Pioneer Power Group was contracted to perform an arc flash study for a new building. The distribution system for the building contained a main distribution panel and multiple branches downstream containing panels and step-down transformers.
Transformer ratings and the types of breakers are both principal factors in arc flash calculations. Arc flash levels can increase or decrease depending on the size of the transformer and the types of breakers being used. Breaker settings can also impact the results of the arc flash study. If arc flash levels are too high, it may not be possible to perform live electrical work, creating a risky scenario for both equipment and personnel. OSHA requires that all electrical equipment that may require energized work be labeled with arc-flash incident energy levels. Thus, all new equipment installations require an arc flash study which provides arc flash labels detailing the incident energy in cal/cm2, PPE recommendations, and guidelines on safe working distances.
When Pioneer Power Group analyzed a panel fed by an upstream thermal magnetic breaker, an arc flash result was found to be extremely dangerous – meaning that no live electrical work could be performed. The customer wanted to reduce the arc flash level to a lower category that would allow energized work to be performed in order to prevent future costly shutdowns. At this point of the project some equipment had already been installed, further complicating the situation.

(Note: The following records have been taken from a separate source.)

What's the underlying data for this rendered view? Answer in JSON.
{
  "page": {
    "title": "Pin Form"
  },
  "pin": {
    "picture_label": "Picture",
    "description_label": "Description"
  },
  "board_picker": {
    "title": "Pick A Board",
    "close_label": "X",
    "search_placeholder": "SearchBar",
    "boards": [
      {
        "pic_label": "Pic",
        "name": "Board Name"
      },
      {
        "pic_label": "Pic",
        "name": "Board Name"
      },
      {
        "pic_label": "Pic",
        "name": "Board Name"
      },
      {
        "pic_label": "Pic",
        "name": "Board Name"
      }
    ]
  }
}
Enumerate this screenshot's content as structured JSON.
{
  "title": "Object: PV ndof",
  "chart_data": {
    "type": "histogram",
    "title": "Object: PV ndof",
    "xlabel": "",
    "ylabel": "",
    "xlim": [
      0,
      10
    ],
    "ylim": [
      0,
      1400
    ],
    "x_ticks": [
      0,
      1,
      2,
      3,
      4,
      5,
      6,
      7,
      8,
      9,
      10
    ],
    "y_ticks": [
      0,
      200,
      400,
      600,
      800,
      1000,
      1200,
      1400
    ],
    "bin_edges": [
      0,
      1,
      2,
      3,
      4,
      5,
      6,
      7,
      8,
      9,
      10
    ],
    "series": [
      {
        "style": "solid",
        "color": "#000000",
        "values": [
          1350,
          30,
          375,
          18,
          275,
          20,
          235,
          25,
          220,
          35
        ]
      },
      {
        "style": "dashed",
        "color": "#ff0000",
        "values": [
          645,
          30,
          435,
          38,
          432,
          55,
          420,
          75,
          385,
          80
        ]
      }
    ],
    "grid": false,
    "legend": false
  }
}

Pioneer Power Group collaborated directly with the design engineer and equipment manufacturer to assess several options to address the issue. After review, the decision was made to change the thermal magnetic feeder breaker to a breaker equipped with an LSI electronic trip unit. To ensure viability of the solution, the breakers had to be tested for system coordination, physical fit in and be rated appropriately for the existing panel. Once the appropriate breakers were finalized, and a revised bill of material created, Pioneer Power Group was able to complete the study and show that the arc flash levels had been sufficiently reduced to allow for energized work with appropriate PPE.
Instead of kicking the problem back to the designer, Pioneer Power Group focused on being part of the solution to deliver a system that would promote less downtime and safer conditions. The study engineer took the time to identify individual breakers that could be changed, eliminating any need to redesign the circuit branch or compromise to a higher PPE Level. By collaborating directly with stakeholders, Pioneer Power Group was able to meet the customer’s request in a quick and cost-effective way.